Un groupe très convoité
Malgré cette écrasante dette, le groupe Casino suscite des convoitises, de la part du milliardaire Daniel Kretinsky ainsi que du groupe de distribution Teract, dont l’actionnaire majoritaire est le géant de l’agroalimentaire InVivo. Le premier, déjà actionnaire à hauteur de 10% de Casino, a proposé le 24 avril d’injecter 750 millions d’euros dans le groupe via une augmentation de capital de plus d’un milliard d’euros.
Le second, surtout présent aujourd’hui dans le secteur de la jardinerie (Gamm Vert, Jardiland, Boulangeries Louise…), est entré il y a plusieurs mois en discussion avec Casino pour intégrer l’activité française du distributeur.
Moez-Alexandre Zouari, directeur général de Teract, a tendu la main à Daniel Kretinsky et appelé à travailler de concert au chevet du distributeur.
Quel avenir pour le dirigeant historique ?
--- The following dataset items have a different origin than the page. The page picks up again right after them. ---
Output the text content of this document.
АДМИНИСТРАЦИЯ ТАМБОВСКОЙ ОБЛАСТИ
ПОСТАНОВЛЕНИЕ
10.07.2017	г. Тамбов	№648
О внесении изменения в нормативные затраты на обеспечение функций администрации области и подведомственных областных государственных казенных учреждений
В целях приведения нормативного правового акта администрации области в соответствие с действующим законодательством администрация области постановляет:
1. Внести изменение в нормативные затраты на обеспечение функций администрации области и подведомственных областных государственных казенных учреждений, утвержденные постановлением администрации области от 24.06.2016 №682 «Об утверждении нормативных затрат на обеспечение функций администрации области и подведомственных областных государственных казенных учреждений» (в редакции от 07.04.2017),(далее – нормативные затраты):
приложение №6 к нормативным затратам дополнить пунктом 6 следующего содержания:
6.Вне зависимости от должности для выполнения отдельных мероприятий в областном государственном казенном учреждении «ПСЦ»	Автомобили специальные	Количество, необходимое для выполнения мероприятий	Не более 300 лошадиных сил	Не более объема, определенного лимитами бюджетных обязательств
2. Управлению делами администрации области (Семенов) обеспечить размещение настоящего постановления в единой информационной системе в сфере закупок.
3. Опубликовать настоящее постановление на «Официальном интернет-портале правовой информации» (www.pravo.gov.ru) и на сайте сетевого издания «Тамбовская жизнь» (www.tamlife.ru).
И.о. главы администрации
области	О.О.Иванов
Ces convoitises pourraient en tout cas se traduire à terme par la perte de contrôle de Casino par Jean-Charles Naouri, premier actionnaire depuis 1992 et PDG depuis 2005. Daniel Kretinsky avait toutefois précisé dans une interview au Point que le dirigeant historique « pourrait conserver une place éminente » au sein du groupe si son opération est menée à son terme. De son côté, Jean-Charles Naouri a fait modifier récemment les statuts de Rallye, société par laquelle il contrôle Casino, pour repousser l’âge limite de sa présidence de 75 à 78 ans.
Casino emploie plus de 50 000 personnes en France et 200 000 dans le monde sous de nombreuses enseignes dont Monoprix, Franprix ou Pao de Acucar au Brésil. En France, ses zones d’implantation se trouvent en Ile-de-France, en Provence-Alpes-Côte d’Azur et en Rhône-Alpes. Environ 2000 personnes travaillent à Saint-Etienne, ville historique du groupe.